The United States constitutes about 4.4 percent of the world’s population. (Smaller than I thought! Did you, like me, forget how small we are?) But, according to a 2017 New York Times analysis, we own 42 percent of the world’s guns. By that same analysis, we are not the developed world’s most violent society. We do not suffer the most mental illness. We do not offer the fewest supports for those in mental and emotional distress. We are not the only home to those entranced by ideologies of fear and hate. The disproportion lies only and powerfully in our ownership of guns.

Control for every other factor, and you’re left with: guns.

Why do we have so many mass murders? Why do the mass murders we have kill so many people? Nine in the space of 30 seconds on this particular evening on this particular street.

Because of guns.

When guns are so widely available, when there are massive numbers of guns, guns of bewildering and terrifying capacities, guns that kill and maim dozens in a matter of seconds — we will, some of us will, use them.

So we have to reduce the number of guns.

Reducing, radically reducing, the number of guns is the only way to stop the killing.

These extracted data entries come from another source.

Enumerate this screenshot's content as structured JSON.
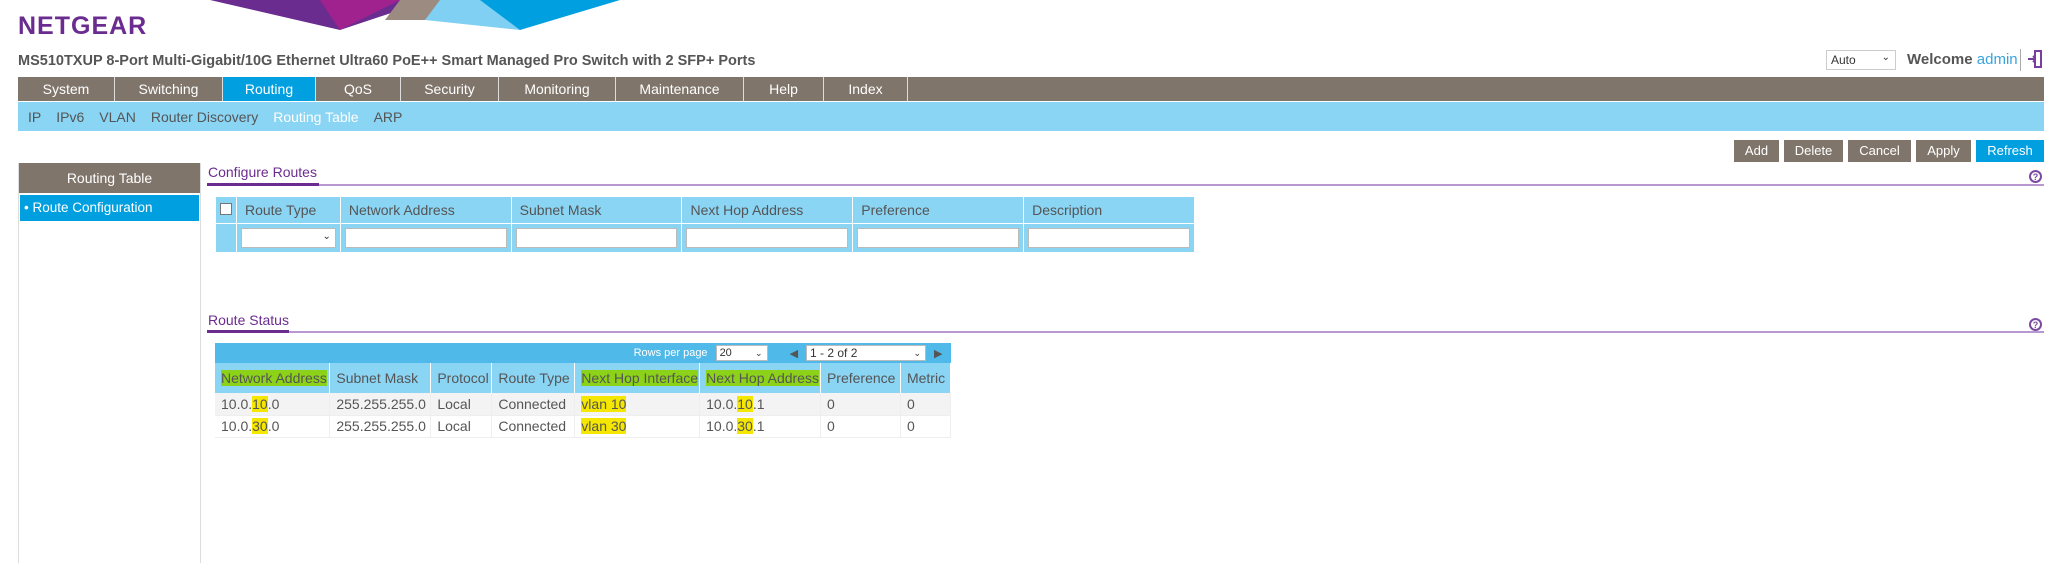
{
  "brand": {
    "logo": "NETGEAR",
    "colors": {
      "purple": "#6b2c8f",
      "blue": "#009fe0",
      "brown": "#7f756b",
      "light_blue": "#8ad4f4"
    }
  },
  "header": {
    "title": "MS510TXUP 8-Port Multi-Gigabit/10G Ethernet Ultra60 PoE++ Smart Managed Pro Switch with 2 SFP+ Ports",
    "lang_select": "Auto",
    "welcome": "Welcome",
    "user": "admin",
    "logout_icon": "logout-icon"
  },
  "nav": {
    "items": [
      {
        "label": "System"
      },
      {
        "label": "Switching"
      },
      {
        "label": "Routing",
        "active": true
      },
      {
        "label": "QoS"
      },
      {
        "label": "Security"
      },
      {
        "label": "Monitoring"
      },
      {
        "label": "Maintenance"
      },
      {
        "label": "Help"
      },
      {
        "label": "Index"
      }
    ]
  },
  "subnav": {
    "items": [
      {
        "label": "IP"
      },
      {
        "label": "IPv6"
      },
      {
        "label": "VLAN"
      },
      {
        "label": "Router Discovery"
      },
      {
        "label": "Routing Table",
        "active": true
      },
      {
        "label": "ARP"
      }
    ]
  },
  "toolbar": {
    "add": "Add",
    "delete": "Delete",
    "cancel": "Cancel",
    "apply": "Apply",
    "refresh": "Refresh"
  },
  "sidebar": {
    "header": "Routing Table",
    "items": [
      {
        "label": "• Route Configuration",
        "active": true
      }
    ]
  },
  "configure": {
    "title": "Configure Routes",
    "columns": [
      "Route Type",
      "Network Address",
      "Subnet Mask",
      "Next Hop Address",
      "Preference",
      "Description"
    ],
    "route_type_value": "",
    "inputs": [
      "",
      "",
      "",
      "",
      ""
    ]
  },
  "status": {
    "title": "Route Status",
    "rows_per_page_label": "Rows per page",
    "rows_per_page": "20",
    "page_range": "1 - 2 of 2",
    "columns": [
      "Network Address",
      "Subnet Mask",
      "Protocol",
      "Route Type",
      "Next Hop Interface",
      "Next Hop Address",
      "Preference",
      "Metric"
    ],
    "rows": [
      {
        "network_pre": "10.0.",
        "network_hl": "10",
        "network_post": ".0",
        "mask": "255.255.255.0",
        "protocol": "Local",
        "type": "Connected",
        "iface": "vlan 10",
        "hop_pre": "10.0.",
        "hop_hl": "10",
        "hop_post": ".1",
        "pref": "0",
        "metric": "0"
      },
      {
        "network_pre": "10.0.",
        "network_hl": "30",
        "network_post": ".0",
        "mask": "255.255.255.0",
        "protocol": "Local",
        "type": "Connected",
        "iface": "vlan 30",
        "hop_pre": "10.0.",
        "hop_hl": "30",
        "hop_post": ".1",
        "pref": "0",
        "metric": "0"
      }
    ]
  },
  "help_icon": "?"
}
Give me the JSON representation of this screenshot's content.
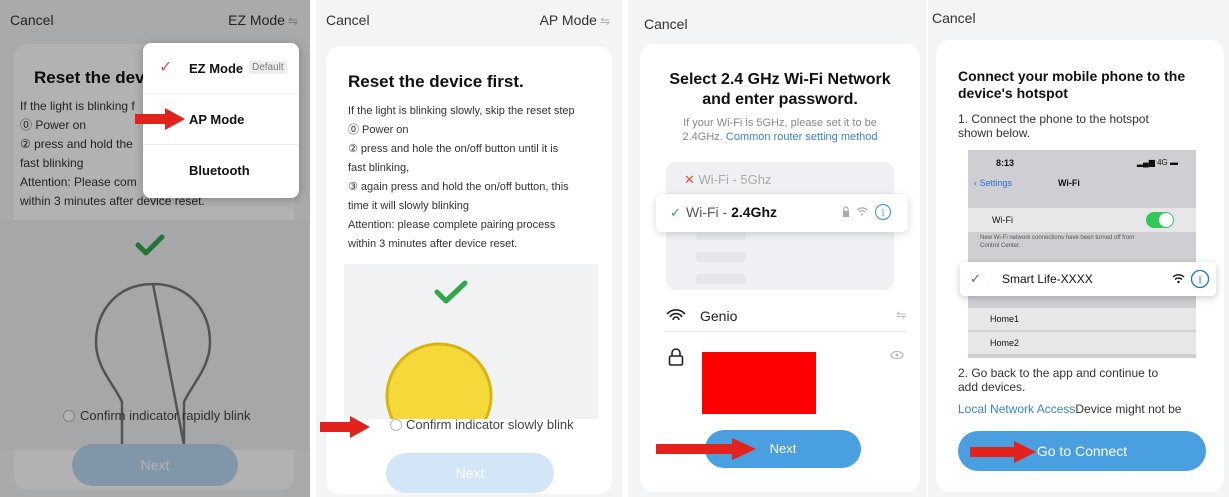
{
  "panel1": {
    "cancel": "Cancel",
    "mode": "EZ Mode",
    "mode_swap": "⇋",
    "title": "Reset the devi",
    "lines": [
      "If the light is blinking f",
      "⓪ Power on",
      "② press and hold the",
      "fast blinking",
      "Attention: Please com",
      "within 3 minutes after device reset."
    ],
    "confirm": "Confirm indicator rapidly blink",
    "next": "Next",
    "menu": [
      {
        "label": "EZ Mode",
        "badge": "Default",
        "checked": true
      },
      {
        "label": "AP Mode",
        "badge": "",
        "checked": false
      },
      {
        "label": "Bluetooth",
        "badge": "",
        "checked": false
      }
    ]
  },
  "panel2": {
    "cancel": "Cancel",
    "mode": "AP Mode",
    "mode_swap": "⇋",
    "title": "Reset the device first.",
    "lines": [
      "If the light is blinking slowly, skip the reset step",
      "⓪ Power on",
      "② press and hole the on/off button until it is",
      "fast blinking,",
      "③ again press and hold the on/off button, this",
      "time it will slowly blinking",
      "Attention: please complete pairing process",
      "within 3 minutes after device reset."
    ],
    "confirm": "Confirm indicator slowly blink",
    "next": "Next"
  },
  "panel3": {
    "cancel": "Cancel",
    "title_line1": "Select 2.4 GHz Wi-Fi Network",
    "title_line2": "and enter password.",
    "sub_line1": "If your Wi-Fi is 5GHz, please set it to be",
    "sub_line2_prefix": "2.4GHz.",
    "sub_link": "Common router setting method",
    "wifi_5g_prefix": "Wi-Fi - ",
    "wifi_5g": "5Ghz",
    "wifi_24_prefix": "Wi-Fi - ",
    "wifi_24": "2.4Ghz",
    "network": "Genio",
    "next": "Next"
  },
  "panel4": {
    "cancel": "Cancel",
    "title_line1": "Connect your mobile phone to the",
    "title_line2": "device's hotspot",
    "step1_line1": "1. Connect the phone to the hotspot",
    "step1_line2": "shown below.",
    "phone_time": "8:13",
    "phone_signal": "4G",
    "phone_back": "Settings",
    "phone_header": "Wi-Fi",
    "phone_wifi": "Wi-Fi",
    "phone_note_line1": "New Wi-Fi network connections have been turned off from",
    "phone_note_line2": "Control Center.",
    "hotspot": "Smart Life-XXXX",
    "home1": "Home1",
    "home2": "Home2",
    "step2_line1": "2. Go back to the app and continue to",
    "step2_line2": "add devices.",
    "link": "Local Network Access",
    "link_rest": "Device might not be",
    "connect": "Go to Connect"
  },
  "colors": {
    "accent": "#e3503e",
    "blue": "#4a9fe0",
    "link": "#3a86c8",
    "green": "#2ea84a",
    "arrow_red": "#e3221b"
  }
}
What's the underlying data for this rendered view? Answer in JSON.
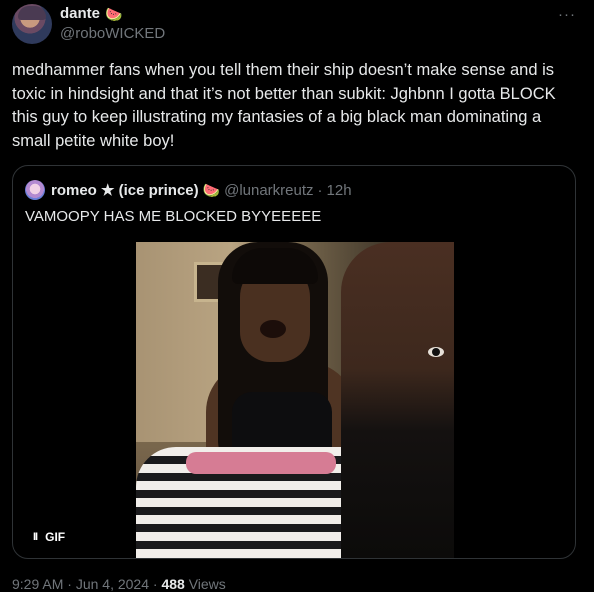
{
  "author": {
    "display_name": "dante",
    "emoji": "🍉",
    "handle": "@roboWICKED"
  },
  "more_icon": "more-horizontal-icon",
  "tweet_text": "medhammer fans when you tell them their ship doesn’t make sense and is toxic in hindsight and that it’s not better than subkit: Jghbnn I gotta BLOCK this guy to keep illustrating my fantasies of a big black man dominating a small petite white boy!",
  "quote": {
    "display_name": "romeo ★ (ice prince)",
    "emoji": "🍉",
    "handle": "@lunarkreutz",
    "dot": "·",
    "time": "12h",
    "text": "VAMOOPY HAS ME BLOCKED BYYEEEEE",
    "media": {
      "type": "gif",
      "pause_glyph": "II",
      "label": "GIF"
    }
  },
  "footer": {
    "time": "9:29 AM",
    "sep1": "·",
    "date": "Jun 4, 2024",
    "sep2": "·",
    "views_count": "488",
    "views_label": "Views"
  }
}
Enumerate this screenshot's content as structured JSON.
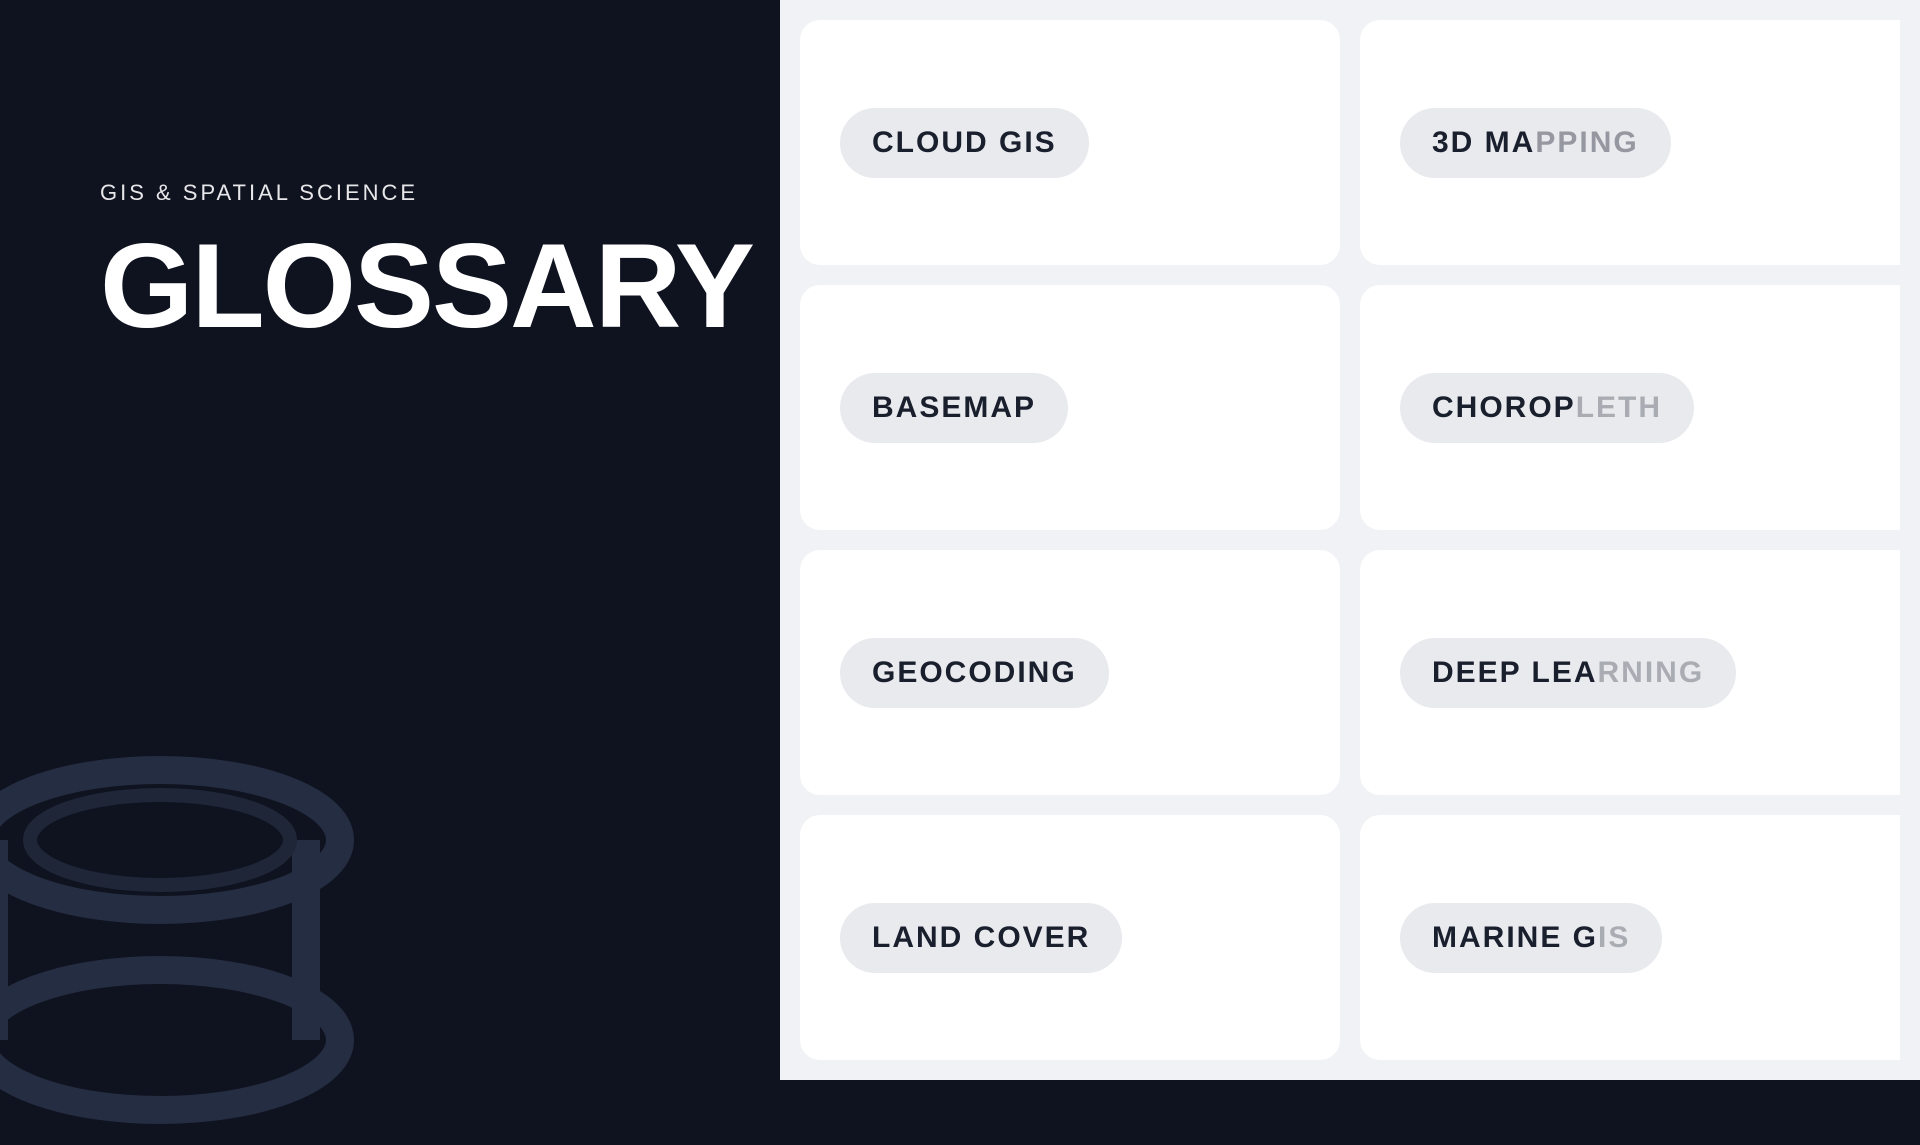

Other conversations, other actions must happen, too. But we cannot substitute those conversations and those actions for the very clear, very simple step of reducing the number of guns. Banning categories of guns. Limiting the kinds and numbers that can be owned. Making it hard, very hard, to get a gun of any variety at any time.

We’re always walking a line in this democracy between rights and responsibilities, individual freedoms and collective needs. Between the private and the public. It’s hard work, walking this line. But regarding guns? We left the line a long time ago. We’re in the open field. We have been unwilling to do anything, anything at all, to protect the lives of children, teens, workers, Walmart shoppers, nightclub goers, concert attendees, mothers, fathers, teachers, anyone and everyone. And by “protect the lives” I mean: dramatically reduce the chance that people living their lives will be suddenly and violently killed. My right to own guns does not weigh much against your right — and yours and yours, across the whole beautiful republic — to continue to live.

Why reduce the number of guns? Because we love and respect each other. Because we live together and don’t want to kill each other.

Let’s have all the other conversations. But first, let’s reduce the number of guns.